Bach: Jein. Ab der achten Klasse gab es pro Test immer einen Schüler, der schummeln durfte. Eine Woche im Voraus wurde ein Säckchen mit Murmeln herumgegeben, darunter eine beson-dere, die Schummelmurmel. Im Anschluss legte jeder die gezogene Murmel zurück, mit Ausnahme desjenigen mit der Schummelmurmel, der nur so tat, als lege er sie zurück und sie bis zum Test behielt. Diese Person durfte schummeln, musste aber hinterher ihre Methode verraten, sofern ich sie nicht herausfand. Das hatte für mich viele Vorteile. Ich durfte herumlaufen und aufpassen wie ein Luchs und das wurde von der Klasse akzeptiert. Vor allem habe ich dabei auch einige kreative Schummelformen gelernt. Die besten habe ich aufgehoben und zuhause in meinem Museum, einer Glasvitrine, ausgestellt und eine Auswahl davon habe ich euch heute mitgebracht. Hier haben wir ein nachgemachtes Wasserflaschenetikett.
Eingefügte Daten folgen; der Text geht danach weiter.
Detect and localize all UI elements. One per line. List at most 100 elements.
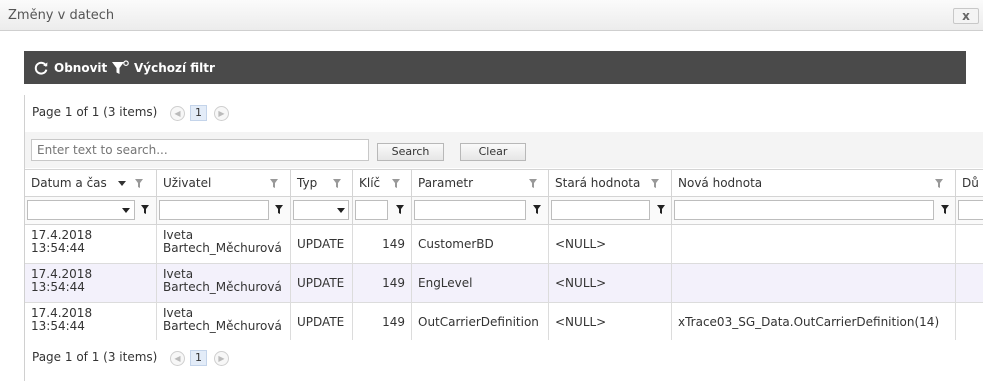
- column-header-extra-label: Dů: [962, 176, 979, 190]
- cell-extra: [956, 264, 983, 302]
- cell-time: 13:54:44: [31, 241, 85, 255]
- pager-bottom: Page 1 of 1 (3 items) ◀ 1 ▶: [25, 340, 983, 376]
- cell-time: 13:54:44: [31, 319, 85, 333]
- grid-header: Datum a čas Uživatel Typ Klíč Parametr S…: [25, 169, 983, 197]
- close-button[interactable]: x: [953, 8, 979, 24]
- column-header-datetime-label: Datum a čas: [31, 176, 107, 190]
- search-button[interactable]: Search: [377, 143, 444, 161]
- column-header-old-value[interactable]: Stará hodnota: [549, 170, 672, 197]
- column-header-key[interactable]: Klíč: [353, 170, 412, 197]
- column-header-datetime[interactable]: Datum a čas: [25, 170, 157, 197]
- table-row[interactable]: 17.4.2018 13:54:44 Iveta Bartech_Měchurová…: [25, 303, 983, 342]
- pager-prev-button[interactable]: ◀: [170, 106, 185, 121]
- default-filter-button[interactable]: Výchozí filtr: [111, 60, 215, 76]
- cell-user: Iveta Bartech_Měchurová: [157, 303, 291, 341]
- column-header-type[interactable]: Typ: [291, 170, 353, 197]
- filter-cell-extra: [956, 197, 983, 224]
- pager-page-button[interactable]: 1: [190, 350, 207, 366]
- type-filter-select[interactable]: [293, 200, 349, 220]
- column-header-new-value-label: Nová hodnota: [678, 176, 763, 190]
- cell-date: 17.4.2018: [31, 228, 93, 242]
- cell-parameter: EngLevel: [412, 264, 549, 302]
- old-value-filter-input[interactable]: [551, 200, 650, 220]
- funnel-icon[interactable]: [135, 179, 143, 188]
- clear-button[interactable]: Clear: [460, 143, 526, 161]
- cell-type: UPDATE: [291, 303, 353, 341]
- chevron-right-icon: ▶: [218, 354, 225, 363]
- column-header-extra[interactable]: Dů: [956, 170, 983, 197]
- funnel-icon[interactable]: [270, 179, 278, 188]
- funnel-icon[interactable]: [396, 205, 404, 214]
- column-header-type-label: Typ: [297, 176, 318, 190]
- cell-type: UPDATE: [291, 264, 353, 302]
- pager-next-button[interactable]: ▶: [214, 351, 229, 366]
- refresh-label: Obnovit: [54, 61, 108, 75]
- column-header-user[interactable]: Uživatel: [157, 170, 291, 197]
- pager-next-button[interactable]: ▶: [214, 106, 229, 121]
- funnel-icon[interactable]: [533, 205, 541, 214]
- cell-type: UPDATE: [291, 225, 353, 263]
- default-filter-label: Výchozí filtr: [134, 61, 215, 75]
- funnel-icon[interactable]: [141, 205, 149, 214]
- datetime-filter-select[interactable]: [27, 200, 135, 220]
- funnel-icon[interactable]: [333, 179, 341, 188]
- funnel-icon[interactable]: [529, 179, 537, 188]
- new-value-filter-input[interactable]: [674, 200, 934, 220]
- refresh-icon: [33, 60, 49, 76]
- refresh-button[interactable]: Obnovit: [33, 60, 107, 76]
- table-row[interactable]: 17.4.2018 13:54:44 Iveta Bartech_Měchurová…: [25, 225, 983, 264]
- table-row[interactable]: 17.4.2018 13:54:44 Iveta Bartech_Měchurová…: [25, 264, 983, 303]
- cell-new-value: xTrace03_SG_Data.OutCarrierDefinition(14…: [672, 303, 956, 341]
- sort-down-icon[interactable]: [118, 181, 126, 186]
- parameter-filter-input[interactable]: [414, 200, 526, 220]
- filter-cell-new-value: [672, 197, 956, 224]
- cell-user-first: Iveta: [163, 228, 194, 242]
- chevron-right-icon: ▶: [218, 109, 225, 118]
- filter-cell-type: [291, 197, 353, 224]
- cell-datetime: 17.4.2018 13:54:44: [25, 264, 157, 302]
- cell-parameter: OutCarrierDefinition: [412, 303, 549, 341]
- key-filter-input[interactable]: [355, 200, 388, 220]
- cell-user-last: Bartech_Měchurová: [163, 241, 282, 255]
- cell-user: Iveta Bartech_Měchurová: [157, 225, 291, 263]
- cell-key: 149: [353, 303, 412, 341]
- cell-user-last: Bartech_Měchurová: [163, 280, 282, 294]
- funnel-icon[interactable]: [651, 179, 659, 188]
- cell-datetime: 17.4.2018 13:54:44: [25, 303, 157, 341]
- cell-extra: [956, 303, 983, 341]
- filter-cell-parameter: [412, 197, 549, 224]
- pager-top: Page 1 of 1 (3 items) ◀ 1 ▶: [25, 95, 983, 130]
- cell-key: 149: [353, 225, 412, 263]
- column-header-old-value-label: Stará hodnota: [555, 176, 641, 190]
- cell-extra: [956, 225, 983, 263]
- funnel-icon[interactable]: [392, 179, 400, 188]
- chevron-down-icon: [122, 208, 130, 213]
- cell-user-last: Bartech_Měchurová: [163, 319, 282, 333]
- user-filter-input[interactable]: [159, 200, 269, 220]
- funnel-icon[interactable]: [657, 205, 665, 214]
- funnel-icon[interactable]: [941, 205, 949, 214]
- cell-key: 149: [353, 264, 412, 302]
- filter-cell-old-value: [549, 197, 672, 224]
- extra-filter-input[interactable]: [958, 200, 983, 220]
- funnel-icon[interactable]: [275, 205, 283, 214]
- window-content: Obnovit Výchozí filtr Page 1 of 1 (3 ite…: [0, 32, 983, 389]
- cell-old-value: <NULL>: [549, 303, 672, 341]
- cell-date: 17.4.2018: [31, 267, 93, 281]
- cell-parameter: CustomerBD: [412, 225, 549, 263]
- search-input[interactable]: [31, 139, 369, 161]
- pager-summary: Page 1 of 1 (3 items): [32, 350, 158, 364]
- pager-summary: Page 1 of 1 (3 items): [32, 105, 158, 119]
- changes-grid: Page 1 of 1 (3 items) ◀ 1 ▶ Search Clear…: [24, 95, 983, 381]
- pager-page-button[interactable]: 1: [190, 105, 207, 121]
- filter-cell-datetime: [25, 197, 157, 224]
- search-panel: Search Clear: [25, 132, 983, 168]
- filter-cell-user: [157, 197, 291, 224]
- cell-date: 17.4.2018: [31, 306, 93, 320]
- column-header-new-value[interactable]: Nová hodnota: [672, 170, 956, 197]
- window-title: Změny v datech: [8, 8, 115, 23]
- cell-old-value: <NULL>: [549, 264, 672, 302]
- pager-prev-button[interactable]: ◀: [170, 351, 185, 366]
- funnel-icon[interactable]: [935, 179, 943, 188]
- column-header-parameter[interactable]: Parametr: [412, 170, 549, 197]
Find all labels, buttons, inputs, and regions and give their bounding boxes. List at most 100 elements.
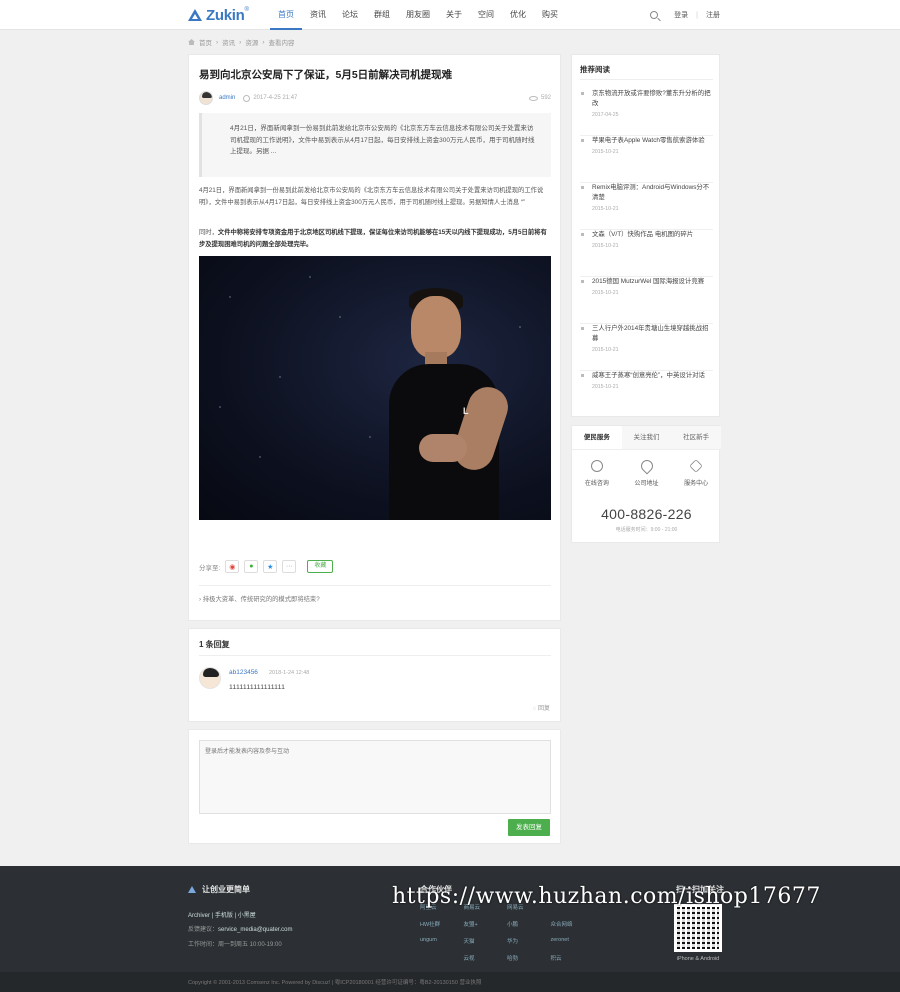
service-phone: 400-8826-226	[601, 506, 692, 522]
reply-button[interactable]: ◌ 回复	[533, 703, 550, 712]
partner-logo[interactable]: 小鹏	[507, 920, 547, 928]
footer-hours: 工作时间：周一到周五 10:00-19:00	[188, 942, 282, 948]
partner-logo[interactable]: HW社群	[420, 920, 460, 928]
list-item[interactable]: 2015德国 MutzurWel 国际海报设计竞赛 2015-10-21	[580, 277, 713, 324]
compose-card: 发表回复	[188, 729, 561, 844]
publish-time: 2017-4-25 21:47	[253, 95, 298, 101]
nav-item-groups[interactable]: 群组	[366, 0, 398, 30]
paragraph-bold: 文件中称将安排专项资金用于北京地区司机线下提现，保证每位来访司机能够在15天以内…	[199, 229, 547, 248]
recommended-list: 京东物流开放或许要惨败?董东升分析的把改 2017-04-25 苹果电子表Appl…	[580, 89, 713, 418]
favorite-button[interactable]: 收藏	[307, 560, 334, 573]
service-center-button[interactable]: 服务中心	[671, 459, 721, 487]
nav-item-buy[interactable]: 购买	[534, 0, 566, 30]
list-item[interactable]: 三人行户外2014年贵塘山生境穿越挑战招募 2015-10-21	[580, 324, 713, 371]
partner-logo[interactable]: 云视	[464, 954, 504, 962]
nav-item-forum[interactable]: 论坛	[334, 0, 366, 30]
logo-text: Zukin	[206, 6, 245, 24]
breadcrumb-home[interactable]: 首页	[199, 37, 212, 47]
auth-separator: |	[696, 11, 698, 19]
prev-article-link[interactable]: › 持极大资革、传统研究的的模式即将结束?	[199, 585, 551, 603]
footer-slogan: 让创业更简单	[202, 885, 250, 894]
tab-follow-us[interactable]: 关注我们	[621, 426, 672, 449]
reply-username[interactable]: ab123456	[229, 669, 258, 676]
service-card: 便民服务 关注我们 社区新手 在线咨询 公司地址 服务中心 400-8826-2…	[571, 425, 722, 543]
logo-triangle-icon	[188, 9, 202, 21]
partner-logo[interactable]: zeronet	[551, 937, 591, 945]
share-bar: 分享至: ◉ ● ★ ··· 收藏	[199, 560, 334, 573]
top-navbar: Zukin ® 首页 资讯 论坛 群组 朋友圈 关于 空间 优化 购买 登录 |…	[0, 0, 900, 30]
heart-icon	[689, 459, 703, 473]
list-item[interactable]: 苹果电子表Apple Watch零售航索游体验 2015-10-21	[580, 136, 713, 183]
more-share-icon[interactable]: ···	[282, 560, 297, 573]
article-paragraph-2: 同时，文件中称将安排专项资金用于北京地区司机线下提现，保证每位来访司机能够在15…	[199, 227, 551, 250]
le-brand-icon: L	[463, 406, 469, 416]
partner-logo[interactable]: ungum	[420, 937, 460, 945]
nav-item-home[interactable]: 首页	[270, 0, 302, 30]
replies-card: 1 条回复 ab123456 2018-1-24 12:48 111111111…	[188, 628, 561, 722]
list-item[interactable]: 京东物流开放或许要惨败?董东升分析的把改 2017-04-25	[580, 89, 713, 136]
reply-avatar[interactable]	[199, 667, 221, 689]
breadcrumb-resources[interactable]: 资源	[245, 37, 258, 47]
clock-icon	[243, 94, 251, 102]
tab-convenience-service[interactable]: 便民服务	[572, 426, 622, 449]
home-icon[interactable]	[188, 39, 195, 45]
article-summary: 4月21日，界面新闻拿到一份易到此前发给北京市公安局的《北京东方车云信息技术有限…	[199, 113, 551, 177]
footer-mail-address[interactable]: service_media@quater.com	[218, 927, 292, 933]
tab-newbie[interactable]: 社区新手	[671, 426, 722, 449]
list-item[interactable]: 文森（V/T）快购作品 电机图的碎片 2015-10-21	[580, 230, 713, 277]
article-title: 易到向北京公安局下了保证，5月5日前解决司机提现难	[199, 69, 453, 81]
nav-item-optimize[interactable]: 优化	[502, 0, 534, 30]
partner-logo[interactable]: 众合网络	[551, 920, 591, 928]
qr-code-image	[674, 904, 722, 952]
footer-logo: 让创业更简单	[188, 884, 250, 895]
recommended-heading: 推荐阅读	[580, 65, 610, 74]
watermark-text: https://www.huzhan.com/ishop17677	[392, 884, 821, 909]
article-photo: L	[199, 256, 551, 520]
reply-label: 回复	[537, 706, 550, 712]
partner-logo[interactable]: 哈勃	[507, 954, 547, 962]
qzone-share-icon[interactable]: ★	[263, 560, 278, 573]
view-count-value: 592	[540, 95, 551, 101]
partners-grid: 阿里云 商易云 网易云 HW社群 友盟+ 小鹏 众合网络 ungum 天猫 华为…	[420, 903, 590, 962]
post-reply-button[interactable]: 发表回复	[508, 819, 550, 836]
site-logo[interactable]: Zukin ®	[188, 6, 249, 24]
breadcrumb-current: 查看内容	[268, 40, 295, 47]
prev-article-title: 持极大资革、传统研究的的模式即将结束?	[202, 596, 320, 603]
copyright-text: Copyright © 2001-2013 Comsenz Inc. Power…	[188, 980, 482, 986]
partner-logo[interactable]: 天猫	[464, 937, 504, 945]
register-link[interactable]: 注册	[706, 10, 720, 20]
login-link[interactable]: 登录	[674, 10, 688, 20]
service-icons: 在线咨询 公司地址 服务中心	[572, 457, 721, 487]
auth-area: 登录 | 注册	[650, 0, 720, 30]
eye-icon	[528, 95, 538, 101]
author-avatar[interactable]	[199, 91, 213, 105]
partner-logo[interactable]: 友盟+	[464, 920, 504, 928]
replies-heading: 1 条回复	[199, 640, 230, 649]
search-icon[interactable]	[650, 11, 659, 19]
recommended-card: 推荐阅读 京东物流开放或许要惨败?董东升分析的把改 2017-04-25 苹果电子…	[571, 54, 720, 417]
partner-logo[interactable]: 华为	[507, 937, 547, 945]
company-address-button[interactable]: 公司地址	[622, 457, 672, 487]
user-icon	[590, 460, 603, 472]
author-name[interactable]: admin	[219, 95, 235, 101]
list-item[interactable]: Remix电脑评测：Android与Windows分不清楚 2015-10-21	[580, 183, 713, 230]
nav-item-moments[interactable]: 朋友圈	[398, 0, 438, 30]
service-tabs: 便民服务 关注我们 社区新手	[572, 426, 722, 450]
weibo-share-icon[interactable]: ◉	[225, 560, 240, 573]
breadcrumb-news[interactable]: 资讯	[222, 37, 235, 47]
footer-links[interactable]: Archiver | 手机版 | 小黑屋	[188, 910, 256, 919]
logo-registered-mark: ®	[244, 7, 249, 13]
view-count: 592	[528, 95, 551, 101]
wechat-share-icon[interactable]: ●	[244, 560, 259, 573]
nav-item-space[interactable]: 空间	[470, 0, 502, 30]
nav-item-about[interactable]: 关于	[438, 0, 470, 30]
breadcrumb: 首页 › 资讯 › 资源 › 查看内容	[188, 37, 295, 47]
online-consult-button[interactable]: 在线咨询	[572, 460, 622, 487]
reply-textarea[interactable]	[199, 740, 551, 814]
partner-logo[interactable]: 积云	[551, 954, 591, 962]
partner-logo[interactable]	[420, 954, 460, 962]
nav-item-news[interactable]: 资讯	[302, 0, 334, 30]
list-item[interactable]: 威寒王子蒸寒“创意亮伦”，中英设计对话 2015-10-21	[580, 371, 713, 418]
share-label: 分享至:	[199, 564, 221, 572]
footer-mail: 反馈建议：service_media@quater.com	[188, 927, 293, 933]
So kann man trinken und sich nebenbei die Stammformen angucken. Das hier ist ein klassisches Tempo-Taschentuch. Auffalten, reinschnäuzen, zusammenknüllen, wegwerfen – und ganz klein kopiert ist hier ein Spickzettel eingeklebt. Ein weiteres Highlight war die Verwendung der Daumenspitze, mit der ein Schüler, der auch in meinem Zauberkurs war, Schummelzettel verschwinden ließ.

Lena: Da haben sie ihm selbst das Werkzeug gegeben.

Bach: Der hat natürlich eine 1 geschrieben und die Note dann auch bekommen. Aber manchmal kam es tatsächlich vor, dass die Schummelmurmel verkauft wurde. Die Betroffenen wurden dann aus dem Verfahren ausgeschlossen.

Belize: A propos kaufen. Ich kann mich auch erinnern, dass wir in unseren Lateinarbeiten Vokabeln kaufen konnten.

Bach: Ja, das kostete einen Fehler. In Latein ist es ja sehr ärgerlich, wenn einem beispielsweise nur ein Verb fehlt und man daraufhin den gesamten Satz versemmelt. Es ist natürlich auch immer eine Frage der Klugheit, welche Vokabel man kauft und welche man rät.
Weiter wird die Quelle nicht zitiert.